Having made several radio hits myself, I don't have issue with one or two songs being built strictly for the club. Good music is made to party. But while you are in the booth, be mindful that real people's lives don't just play out in the club. There are also real life issues that need to be addressed and worked out. One of the best ways to confront a problem is to find others who identify with it as well. There is nothing more liberating than when you understand your music and your music understands you. There is a relationship between soul music and people who got "soul." It's the reason why we rock to "I'm Black and I'm Proud," and it had nothing to do with "swagger." It had to do with our music helping us get over oppression.
Music is organized noise. It can be organized properly or poorly. While in Boston, I spent time talking to the newest producer signed to the Good Music Family. He simply said "Do the music you'd be proud of." People respect pride in one's craftsmanship.
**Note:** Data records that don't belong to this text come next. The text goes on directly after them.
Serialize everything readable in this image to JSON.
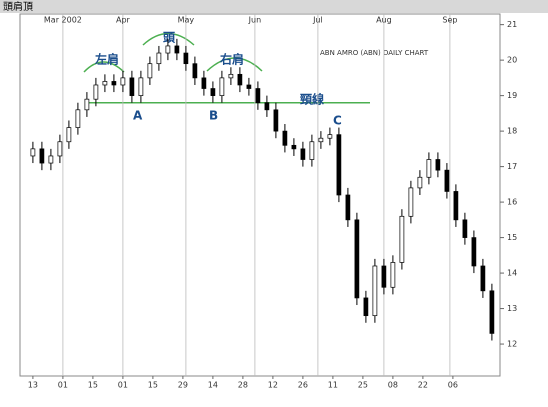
{
  "header": {
    "title": "頭肩頂"
  },
  "chart_data": {
    "type": "candlestick",
    "title": "ABN AMRO (ABN) DAILY CHART",
    "x": [
      0,
      3,
      6,
      9,
      12,
      15,
      18,
      21,
      24,
      27,
      30,
      33,
      36,
      39,
      42,
      45,
      48,
      51,
      54,
      57,
      60,
      63,
      66,
      69,
      72,
      75,
      78,
      81,
      84,
      87,
      90,
      93,
      96,
      99,
      102,
      105,
      108,
      111,
      114,
      117,
      120,
      123,
      126,
      129,
      132,
      135,
      138,
      141,
      144,
      147,
      150,
      153
    ],
    "open": [
      17.3,
      17.5,
      17.1,
      17.3,
      17.7,
      18.1,
      18.6,
      18.9,
      19.3,
      19.4,
      19.3,
      19.5,
      19.0,
      19.5,
      19.9,
      20.2,
      20.4,
      20.2,
      19.9,
      19.5,
      19.2,
      19.0,
      19.5,
      19.6,
      19.3,
      19.2,
      18.8,
      18.6,
      18.0,
      17.6,
      17.5,
      17.2,
      17.7,
      17.8,
      17.9,
      16.2,
      15.5,
      13.3,
      12.8,
      14.2,
      13.6,
      14.3,
      15.6,
      16.4,
      16.7,
      17.2,
      16.9,
      16.3,
      15.5,
      15.0,
      14.2,
      13.5
    ],
    "high": [
      17.7,
      17.7,
      17.5,
      17.9,
      18.3,
      18.8,
      19.1,
      19.5,
      19.6,
      19.6,
      19.7,
      19.7,
      19.7,
      20.1,
      20.4,
      20.6,
      20.6,
      20.4,
      20.1,
      19.7,
      19.4,
      19.7,
      19.8,
      19.8,
      19.5,
      19.4,
      19.0,
      18.8,
      18.2,
      17.8,
      17.7,
      17.9,
      18.0,
      18.1,
      18.1,
      16.4,
      15.7,
      13.5,
      14.4,
      14.4,
      14.5,
      15.8,
      16.6,
      16.9,
      17.4,
      17.4,
      17.1,
      16.5,
      15.7,
      15.2,
      14.4,
      13.7
    ],
    "low": [
      17.1,
      16.9,
      16.9,
      17.1,
      17.5,
      17.9,
      18.4,
      18.7,
      19.1,
      19.1,
      19.1,
      18.8,
      18.8,
      19.3,
      19.7,
      20.0,
      20.0,
      19.7,
      19.3,
      19.0,
      18.8,
      18.8,
      19.3,
      19.1,
      19.0,
      18.6,
      18.4,
      17.8,
      17.4,
      17.3,
      17.0,
      17.0,
      17.5,
      17.6,
      16.0,
      15.3,
      13.1,
      12.6,
      12.6,
      13.4,
      13.4,
      14.1,
      15.4,
      16.2,
      16.5,
      16.7,
      16.1,
      15.3,
      14.8,
      14.0,
      13.3,
      12.1
    ],
    "close": [
      17.5,
      17.1,
      17.3,
      17.7,
      18.1,
      18.6,
      18.9,
      19.3,
      19.4,
      19.3,
      19.5,
      19.0,
      19.5,
      19.9,
      20.2,
      20.4,
      20.2,
      19.9,
      19.5,
      19.2,
      19.0,
      19.5,
      19.6,
      19.3,
      19.2,
      18.8,
      18.6,
      18.0,
      17.6,
      17.5,
      17.2,
      17.7,
      17.8,
      17.9,
      16.2,
      15.5,
      13.3,
      12.8,
      14.2,
      13.6,
      14.3,
      15.6,
      16.4,
      16.7,
      17.2,
      16.9,
      16.3,
      15.5,
      15.0,
      14.2,
      13.5,
      12.3
    ],
    "xlim": [
      -4.3,
      155.7
    ],
    "ylim": [
      11.1,
      21.3
    ],
    "yticks": [
      12,
      13,
      14,
      15,
      16,
      17,
      18,
      19,
      20,
      21
    ],
    "xticks": [
      {
        "value": 0,
        "label": "13"
      },
      {
        "value": 10,
        "label": "01"
      },
      {
        "value": 20,
        "label": "15"
      },
      {
        "value": 30,
        "label": "01"
      },
      {
        "value": 40,
        "label": "15"
      },
      {
        "value": 50,
        "label": "29"
      },
      {
        "value": 60,
        "label": "14"
      },
      {
        "value": 70,
        "label": "28"
      },
      {
        "value": 80,
        "label": "12"
      },
      {
        "value": 90,
        "label": "26"
      },
      {
        "value": 100,
        "label": "11"
      },
      {
        "value": 110,
        "label": "25"
      },
      {
        "value": 120,
        "label": "08"
      },
      {
        "value": 130,
        "label": "22"
      },
      {
        "value": 140,
        "label": "06"
      }
    ],
    "month_ticks": [
      {
        "value": 10,
        "label": "Mar 2002"
      },
      {
        "value": 30,
        "label": "Apr"
      },
      {
        "value": 51,
        "label": "May"
      },
      {
        "value": 74,
        "label": "Jun"
      },
      {
        "value": 95,
        "label": "Jul"
      },
      {
        "value": 117,
        "label": "Aug"
      },
      {
        "value": 139,
        "label": "Sep"
      }
    ],
    "neckline": 18.8,
    "annotations": [
      "左肩",
      "頭",
      "右肩",
      "頸線",
      "A",
      "B",
      "C"
    ],
    "up_color": "#ffffff",
    "down_color": "#000000",
    "neckline_color": "#4caf50"
  }
}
I took great pride in seeing that a group of people was able to take all the noise of violence that had played out on inner city streets and gave it right back properly with a sound that said "enough!" As I sat with a group of mothers and fathers who have lost their children to violence, I watched as they took a stand through the art of music. Each family, all part of the "What Is Beautiful Never Dies" project (which took root from the Anonymous Boston Project) have began to make music that heals and moves.
True to my word (and the loyalty of brotherhood), I took the trip to MCI Norfolk Correctional Facility to visit DJ 3rd Eye a.k.a. Darrell Jones, who spearheaded the "What Is Beautiful Never Dies" project. I realized that I had to do more than support this movement; I had to be in it. Taking my proper place, I was welcomed into the booth to make music that matters for those that need to heal on all levels. Both victims and the victimizes have to face the music on this one. The results spoke for themselves. With the two songs I helped to lay out with DJ 3rd Eye, and many other New England artists at Surefire Studios, those results are alive and well in the song "What Is Beautiful Never Dies" and the incredible composition called "I Can Hear You."
There is a reason everyone has a favorite song and it stems from the fact that we all have the Sound of Life in us that needs to be heard. I enjoyed my trip, and I am bringing the movement back home so we all can feel it. If you don't know now you know. It has further re-enforced my belief that I not only had to be part of the label, but that I have a responsibility to create great music... so do you!